Justice DeLayed is justice denied?
It's too bad, I think. DeLay was an effective leader, albeit too liberal in recent years. It's possible, of course, that he did something wrong along the way. But there is no evidence of that in the public domain; as I've often said, the politically-inspired prosection of DeLay by Travis County's discredited DA, Ronnie Earle, is a bad joke. As far as we can tell at the moment, DeLay appears to be yet another victim of the Democrats' politics of personal destruction--the only politics they know.
Here, John Hinderaker--as the Hindrocket is known when wearing a suit--reveals the difference between an honest ideologue and a party hack. He pretends to mark his distance from DeLay on the subject of the politician's "liberalism," as reported on Blotter a few hours ago. Next, he dismisses the Travis County prosecution, which is a trifle, and unworthy of serious attention.
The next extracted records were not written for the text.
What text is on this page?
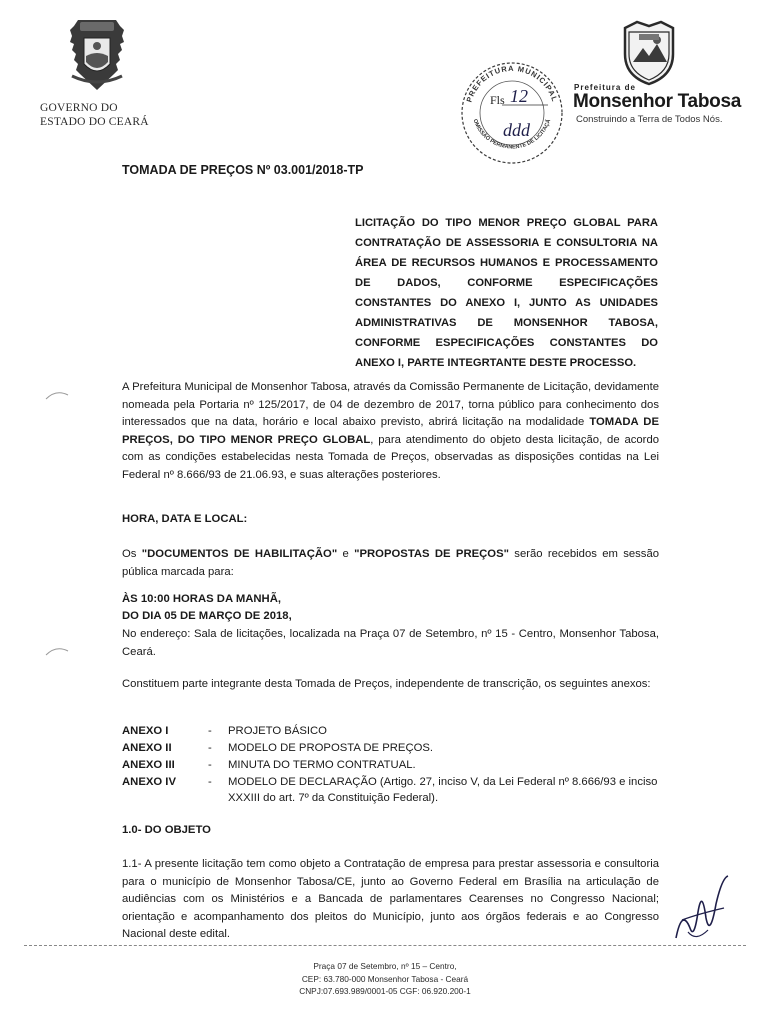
GOVERNO DO
ESTADO DO CEARÁ
PREFEITURA MUNICIPAL
OMISSÃO PERMANENTE DE LICITAÇÃ
Fls 12
ddd
Prefeitura de
Monsenhor Tabosa
Construindo a Terra de Todos Nós.
TOMADA DE PREÇOS Nº 03.001/2018-TP
LICITAÇÃO DO TIPO MENOR PREÇO GLOBAL PARA CONTRATAÇÃO DE ASSESSORIA E CONSULTORIA NA ÁREA DE RECURSOS HUMANOS E PROCESSAMENTO DE DADOS, CONFORME ESPECIFICAÇÕES CONSTANTES DO ANEXO I, JUNTO AS UNIDADES ADMINISTRATIVAS DE MONSENHOR TABOSA, CONFORME ESPECIFICAÇÕES CONSTANTES DO ANEXO I, PARTE INTEGRTANTE DESTE PROCESSO.
A Prefeitura Municipal de Monsenhor Tabosa, através da Comissão Permanente de Licitação, devidamente nomeada pela Portaria nº 125/2017, de 04 de dezembro de 2017, torna público para conhecimento dos interessados que na data, horário e local abaixo previsto, abrirá licitação na modalidade TOMADA DE PREÇOS, DO TIPO MENOR PREÇO GLOBAL, para atendimento do objeto desta licitação, de acordo com as condições estabelecidas nesta Tomada de Preços, observadas as disposições contidas na Lei Federal nº 8.666/93 de 21.06.93, e suas alterações posteriores.
HORA, DATA E LOCAL:
Os "DOCUMENTOS DE HABILITAÇÃO" e "PROPOSTAS DE PREÇOS" serão recebidos em sessão pública marcada para:
ÀS 10:00 HORAS DA MANHÃ,
DO DIA 05 DE MARÇO DE 2018,
No endereço: Sala de licitações, localizada na Praça 07 de Setembro, nº 15 - Centro, Monsenhor Tabosa, Ceará.
Constituem parte integrante desta Tomada de Preços, independente de transcrição, os seguintes anexos:
ANEXO I	- PROJETO BÁSICO
ANEXO II	- MODELO DE PROPOSTA DE PREÇOS.
ANEXO III	- MINUTA DO TERMO CONTRATUAL.
ANEXO IV	- MODELO DE DECLARAÇÃO (Artigo. 27, inciso V, da Lei Federal nº 8.666/93 e inciso XXXIII do art. 7º da Constituição Federal).
1.0- DO OBJETO
1.1- A presente licitação tem como objeto a Contratação de empresa para prestar assessoria e consultoria para o município de Monsenhor Tabosa/CE, junto ao Governo Federal em Brasília na articulação de audiências com os Ministérios e a Bancada de parlamentares Cearenses no Congresso Nacional; orientação e acompanhamento dos pleitos do Município, junto aos órgãos federais e ao Congresso Nacional deste edital.
Praça 07 de Setembro, nº 15 – Centro,
CEP: 63.780-000 Monsenhor Tabosa - Ceará
CNPJ:07.693.989/0001-05 CGF: 06.920.200-1
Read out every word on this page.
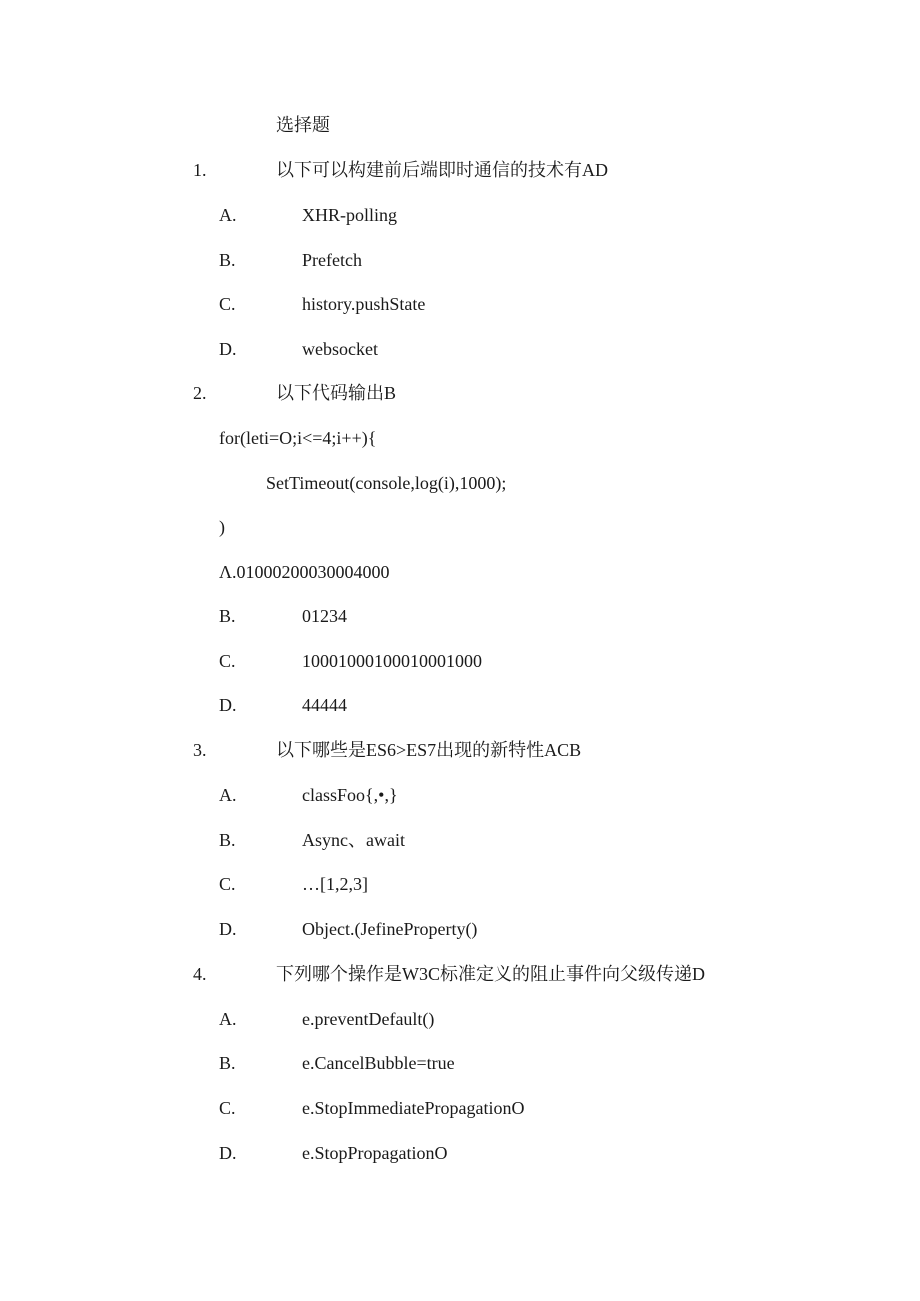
选择题
1.	以下可以构建前后端即时通信的技术有AD
A.	XHR-polling
B.	Prefetch
C.	history.pushState
D.	websocket
2.	以下代码输出B
for(leti=O;i<=4;i++){
SetTimeout(console,log(i),1000);
)
Λ.01000200030004000
B.	01234
C.	10001000100010001000
D.	44444
3.	以下哪些是ES6>ES7出现的新特性ACB
A.	classFoo{,•,}
B.	Async、await
C.	…[1,2,3]
D.	Object.(JefineProperty()
4.	下列哪个操作是W3C标准定义的阻止事件向父级传递D
A.	e.preventDefault()
B.	e.CancelBubble=true
C.	e.StopImmediatePropagationO
D.	e.StopPropagationO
The "public domain," as the Big Trunk knows, also contains a wealth of information about the fallen House majority leader's shady activities. A few well-reported highlights, none of which are in dispute on a factual basis:
+DeLay collaborated with a phony nonprofit, the U.S. Family Network, that funneled $1 million from Russian oil interests into his political operation through a now-defunct British law firm. The money was apparently intended to influence DeLay's backing for an IMF bailout of the troubled Russian economy. The U.S. Family Network--which did not lobby on behalf of families--also accepted six-figure donations from textile firms in the Marianas Islands and Mississippi Band of Choctaw Indians. Both were major clients of convicted felon Jack Abramoff, and both received legislative favors from DeLay in the House of Representatives.
+DeLay's wife collected $3,200 a month for three years through a Washington lobby firm--which has subsequently been shuttered by indictments and scandal--for a no-show job.
+DeLay accepted a $70,000 golf junket to Scotland in 2000, which was paid for by gambling interests and an Indian tribe; and a $106,921 three-day golf junket to Seoul in 2001, which was paid for by a registered foreign agent, in violation of House rules. A $57,238, six-day golf trip to Russia seems to have been funded by a shadowy group from the Bahamas, which was seemingly a front group for Russian energy concern.
+Former DeLay congressional staffers Tony Rudy and Michael Scanlon have pled guilty, as the Washington Post summarizes today, "to crimes including conspiracy; wire, tax and mail fraud; and corruption of public officials."
Which possibility is more embarrassing for Powerline: That Hinderaker is writing press releases for the party, or that he actually believes in DeLay's moral rectitude?
*This post originally misidentified Hinderaker as "The Big Trunk"; he is actually the "Hindrocket."